KÖŞE YAZILARI
1-2 Ağustos İş Bırakma
25 Temmuz 2023

Türkiye’de Hekim olmak…
Türkiye’de Aile Hekimi olmak…
Şu iki satırı okurken ilk olarak zihnimizden neler geçti? Meslek hayatımızdaki başarılarımız, hastalarımızın bize karşı saygı ve sevgisi, dünya standartlarında refah seviyemiz, umut dolu yarınlarımız mı? Bunların olmasını hepimiz dilerdik elbet; ama ne yazık ki hekimlik sanatını layıkıyla icra etmekten, insanca yaşamaktan o kadar uzak noktaya getirildik ki.
Mesleğini yaparken mutlu musun sayın meslektaşım?
85 milyona ulaşmış nüfusu ile dünyanın en kalabalık 18. ülkesi haline gelen Türkiye’de, her geçen gün sağlık sistemimiz içinden çıkılmaz karanlık bir girdabın içerisine sürükleniyor. Bir yanda sağlığın temel ön koşul ve kaynaklarından uzak kalan toplum ve artan hastalıklar, diğer yanda ağır çalışma şartlarında sağlık hizmeti sunmaya çalışan bizler..
Tıp kitaplarında yazılanları eksiksiz yerine getirmeye çalışan ve bunu hasta başına maksimum 5 dakika ayırarak yapmaya çalışan bizler! Mesaide onlarca hasta baktıktan sonra yorgun düşüp, yaşamın hazzını bile tatmaya mecali kalmayan “olağan ötesi bir teknisyen” haline getirilen bizler! Hekimlik yapmaya vakit bulamayan, her geçen gün artan ASM giderlerinin hesabını denkleştirmeye çalışan “tüccar” haline getirilen bizler! Sağlık okuryazarlığının yetersizliği, kışkırtılmış sağlık talebi ile hastaların usülsüz istek ve ısmarlamalarına karşı koyan, ALO 184 SABİM hattına kolayca şikayet edilen, idareciler tarafından yalnızca bu anlamsız şikayetlere istinaden yapılan denetimlerle yıldırılan bizler…
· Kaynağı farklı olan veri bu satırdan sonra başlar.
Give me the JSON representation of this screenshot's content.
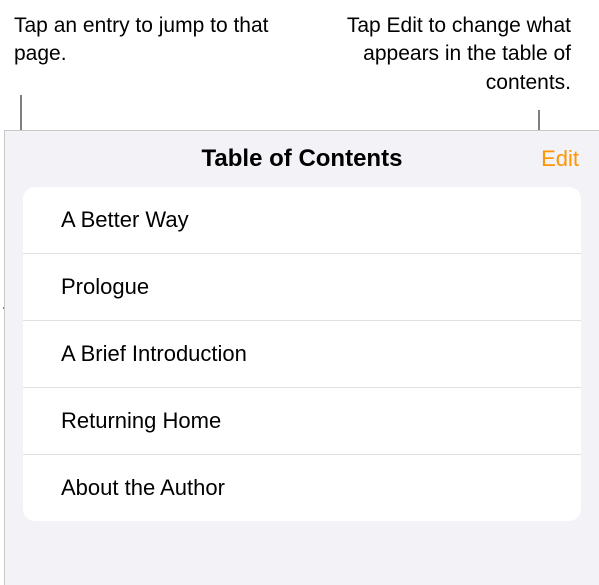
{
  "callouts": {
    "left": "Tap an entry to jump to that page.",
    "right": "Tap Edit to change what appears in the table of contents."
  },
  "panel": {
    "title": "Table of Contents",
    "editLabel": "Edit"
  },
  "toc": {
    "items": [
      {
        "label": "A Better Way"
      },
      {
        "label": "Prologue"
      },
      {
        "label": "A Brief Introduction"
      },
      {
        "label": "Returning Home"
      },
      {
        "label": "About the Author"
      }
    ]
  }
}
Şu şartlarda nasıl mutlu olabiliriz ki.
Şiddet görüyoruz.
Tehdit ediliyoruz.
Öldürülüyoruz.
Ve en acısı tüm bunlara rağmen muhataplarımız tarafından görmezden geliniyor, güvensiz çalışma ortamlarımızda bir başımıza “sıradaki hangimiz” korkusu ile çalışmaya mecbur bırakılıyoruz.
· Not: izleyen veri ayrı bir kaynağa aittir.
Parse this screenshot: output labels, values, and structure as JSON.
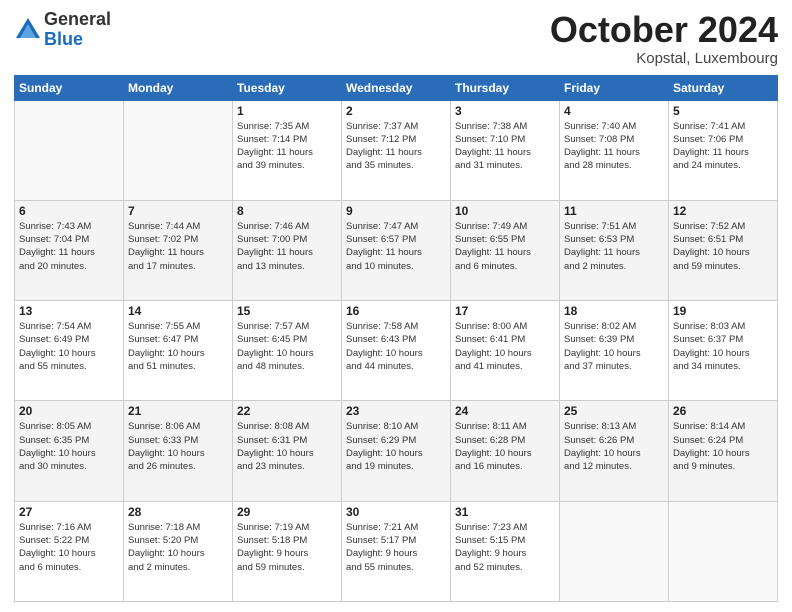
{
  "logo": {
    "general": "General",
    "blue": "Blue"
  },
  "title": "October 2024",
  "location": "Kopstal, Luxembourg",
  "days_header": [
    "Sunday",
    "Monday",
    "Tuesday",
    "Wednesday",
    "Thursday",
    "Friday",
    "Saturday"
  ],
  "weeks": [
    {
      "shaded": false,
      "days": [
        {
          "num": "",
          "info": ""
        },
        {
          "num": "",
          "info": ""
        },
        {
          "num": "1",
          "info": "Sunrise: 7:35 AM\nSunset: 7:14 PM\nDaylight: 11 hours\nand 39 minutes."
        },
        {
          "num": "2",
          "info": "Sunrise: 7:37 AM\nSunset: 7:12 PM\nDaylight: 11 hours\nand 35 minutes."
        },
        {
          "num": "3",
          "info": "Sunrise: 7:38 AM\nSunset: 7:10 PM\nDaylight: 11 hours\nand 31 minutes."
        },
        {
          "num": "4",
          "info": "Sunrise: 7:40 AM\nSunset: 7:08 PM\nDaylight: 11 hours\nand 28 minutes."
        },
        {
          "num": "5",
          "info": "Sunrise: 7:41 AM\nSunset: 7:06 PM\nDaylight: 11 hours\nand 24 minutes."
        }
      ]
    },
    {
      "shaded": true,
      "days": [
        {
          "num": "6",
          "info": "Sunrise: 7:43 AM\nSunset: 7:04 PM\nDaylight: 11 hours\nand 20 minutes."
        },
        {
          "num": "7",
          "info": "Sunrise: 7:44 AM\nSunset: 7:02 PM\nDaylight: 11 hours\nand 17 minutes."
        },
        {
          "num": "8",
          "info": "Sunrise: 7:46 AM\nSunset: 7:00 PM\nDaylight: 11 hours\nand 13 minutes."
        },
        {
          "num": "9",
          "info": "Sunrise: 7:47 AM\nSunset: 6:57 PM\nDaylight: 11 hours\nand 10 minutes."
        },
        {
          "num": "10",
          "info": "Sunrise: 7:49 AM\nSunset: 6:55 PM\nDaylight: 11 hours\nand 6 minutes."
        },
        {
          "num": "11",
          "info": "Sunrise: 7:51 AM\nSunset: 6:53 PM\nDaylight: 11 hours\nand 2 minutes."
        },
        {
          "num": "12",
          "info": "Sunrise: 7:52 AM\nSunset: 6:51 PM\nDaylight: 10 hours\nand 59 minutes."
        }
      ]
    },
    {
      "shaded": false,
      "days": [
        {
          "num": "13",
          "info": "Sunrise: 7:54 AM\nSunset: 6:49 PM\nDaylight: 10 hours\nand 55 minutes."
        },
        {
          "num": "14",
          "info": "Sunrise: 7:55 AM\nSunset: 6:47 PM\nDaylight: 10 hours\nand 51 minutes."
        },
        {
          "num": "15",
          "info": "Sunrise: 7:57 AM\nSunset: 6:45 PM\nDaylight: 10 hours\nand 48 minutes."
        },
        {
          "num": "16",
          "info": "Sunrise: 7:58 AM\nSunset: 6:43 PM\nDaylight: 10 hours\nand 44 minutes."
        },
        {
          "num": "17",
          "info": "Sunrise: 8:00 AM\nSunset: 6:41 PM\nDaylight: 10 hours\nand 41 minutes."
        },
        {
          "num": "18",
          "info": "Sunrise: 8:02 AM\nSunset: 6:39 PM\nDaylight: 10 hours\nand 37 minutes."
        },
        {
          "num": "19",
          "info": "Sunrise: 8:03 AM\nSunset: 6:37 PM\nDaylight: 10 hours\nand 34 minutes."
        }
      ]
    },
    {
      "shaded": true,
      "days": [
        {
          "num": "20",
          "info": "Sunrise: 8:05 AM\nSunset: 6:35 PM\nDaylight: 10 hours\nand 30 minutes."
        },
        {
          "num": "21",
          "info": "Sunrise: 8:06 AM\nSunset: 6:33 PM\nDaylight: 10 hours\nand 26 minutes."
        },
        {
          "num": "22",
          "info": "Sunrise: 8:08 AM\nSunset: 6:31 PM\nDaylight: 10 hours\nand 23 minutes."
        },
        {
          "num": "23",
          "info": "Sunrise: 8:10 AM\nSunset: 6:29 PM\nDaylight: 10 hours\nand 19 minutes."
        },
        {
          "num": "24",
          "info": "Sunrise: 8:11 AM\nSunset: 6:28 PM\nDaylight: 10 hours\nand 16 minutes."
        },
        {
          "num": "25",
          "info": "Sunrise: 8:13 AM\nSunset: 6:26 PM\nDaylight: 10 hours\nand 12 minutes."
        },
        {
          "num": "26",
          "info": "Sunrise: 8:14 AM\nSunset: 6:24 PM\nDaylight: 10 hours\nand 9 minutes."
        }
      ]
    },
    {
      "shaded": false,
      "days": [
        {
          "num": "27",
          "info": "Sunrise: 7:16 AM\nSunset: 5:22 PM\nDaylight: 10 hours\nand 6 minutes."
        },
        {
          "num": "28",
          "info": "Sunrise: 7:18 AM\nSunset: 5:20 PM\nDaylight: 10 hours\nand 2 minutes."
        },
        {
          "num": "29",
          "info": "Sunrise: 7:19 AM\nSunset: 5:18 PM\nDaylight: 9 hours\nand 59 minutes."
        },
        {
          "num": "30",
          "info": "Sunrise: 7:21 AM\nSunset: 5:17 PM\nDaylight: 9 hours\nand 55 minutes."
        },
        {
          "num": "31",
          "info": "Sunrise: 7:23 AM\nSunset: 5:15 PM\nDaylight: 9 hours\nand 52 minutes."
        },
        {
          "num": "",
          "info": ""
        },
        {
          "num": "",
          "info": ""
        }
      ]
    }
  ]
}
OECD ülkeleri ile kıyasta üye ülke aile hekimlerinin günlük muayene sayısının katbekatı hasta bakarken kuş kadar hakedişlere layık görülüyoruz. Üstüne acımasız vergi dilimleri ile her ay emeğimizin karşılığından oluyoruz. ASM giderlerimiz asgari ücret zammına endeksli iken, memur zammına endeksli cari gider ödeneği ile artan maliyetler altında eziliyoruz.
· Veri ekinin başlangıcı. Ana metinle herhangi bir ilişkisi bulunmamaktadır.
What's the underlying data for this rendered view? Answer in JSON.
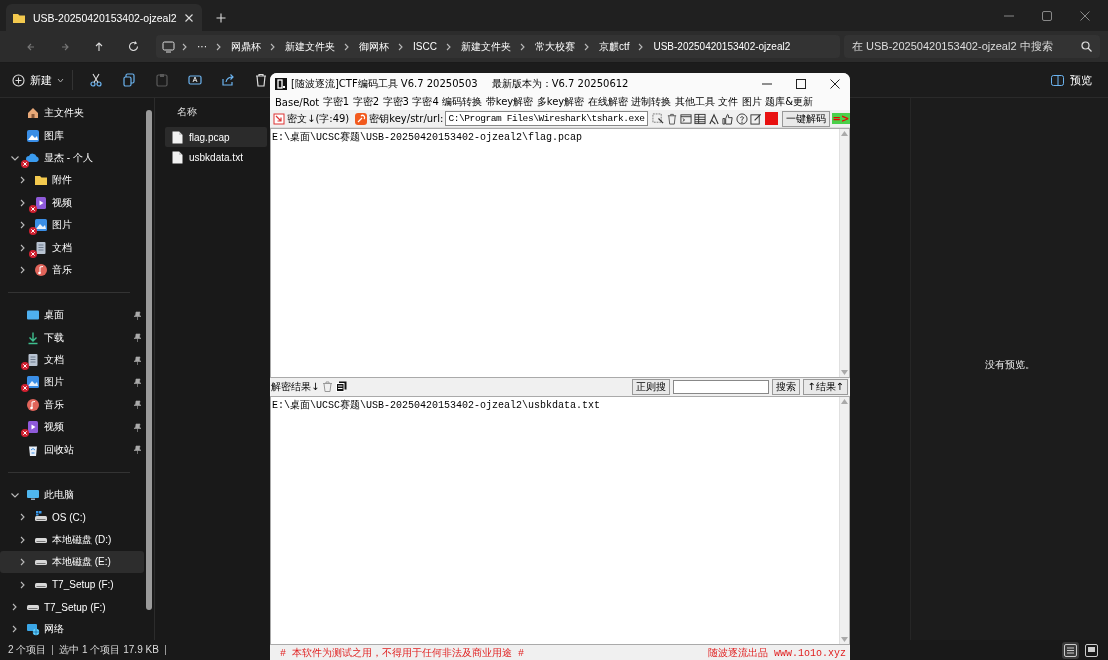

Durum ortada, böyle giderse gelecek parlak değil…
Hekimlik onuruna dokunan kararlara karşı, emeğimizin sömürülmesine karşı daha ne kadar sessiz kalacağız ?!
Daha ne kadar dibe vurabiliriz ?!
Artık göğsümüzü gere gere “Hekimim” demeyi bırakın memurum demekten utanır hale geldik.
Kısa adı SABİM olan “Sağlık ve Sosyal Hizmet Birlik ve Mücadele Platformu” 2 aile hekimliği federasyonu, 19 sendika olmak üzere, toplam 21 STK'nın birlikteliğinden oluşan bir platform olarak kuruldu. Bu birliktelik ile ortak taleplerimiz açıklanacak, büyük kitlesel eylemselliklere başlanacaktır. Taleplerimizi dile getirme amaçlı ilk iş bırakma eylemi, 7. Dönem Toplu Sözleşme görüşmelerinin başlayacağı 1 - 2 Ağustos 2023 tarihlerinde gerçekleşecek.
Haydi olmaz denileni, yapılamaz denileni yapalım. Sadece bizim olanı, yani biz olanı, gelin beraber haykıralım ! Sağlıkta şiddet, mali haklar, özlük hakları, çalışma koşulları ve liyakat başlıkları altındaki taleplerimizi gür sesle hep beraber duyuralım.
Nitelikli sağlık hizmeti oluşumu için verilecek bu mücadelede sadece kendimiz için değil hastalarımız için de mücadele ettiğimizin bilinciyle tüm halkımızı yanımızda olmaya davet edelim.
Korkuyor musunuz? Korkacak ne kaldı ki?
Dernek veya sendika üyesi değilim, eylemlere katılabilir miyim diyorsanız eğer;
Evet, katılabilirsiniz. Danıştay 12. Daire 2016/269 sayılı Karar’a göre : Türkiye genelinde sendika kararları ile düzenlenen iş bırakma eylemlerine katılmak demokratik bir haktır. Ülke genelinde yapılan sendikal karar bulunan eylemlere katılan sendika üyesi olsun olmasın her birey bu hakkını kullanmış olacaktır. Bu nedenle disiplin cezası verilmesi demokratik bir hakkın kullanılmasına engel olacağı için kabul edilmemektedir, disiplin cezası uygulanamaz.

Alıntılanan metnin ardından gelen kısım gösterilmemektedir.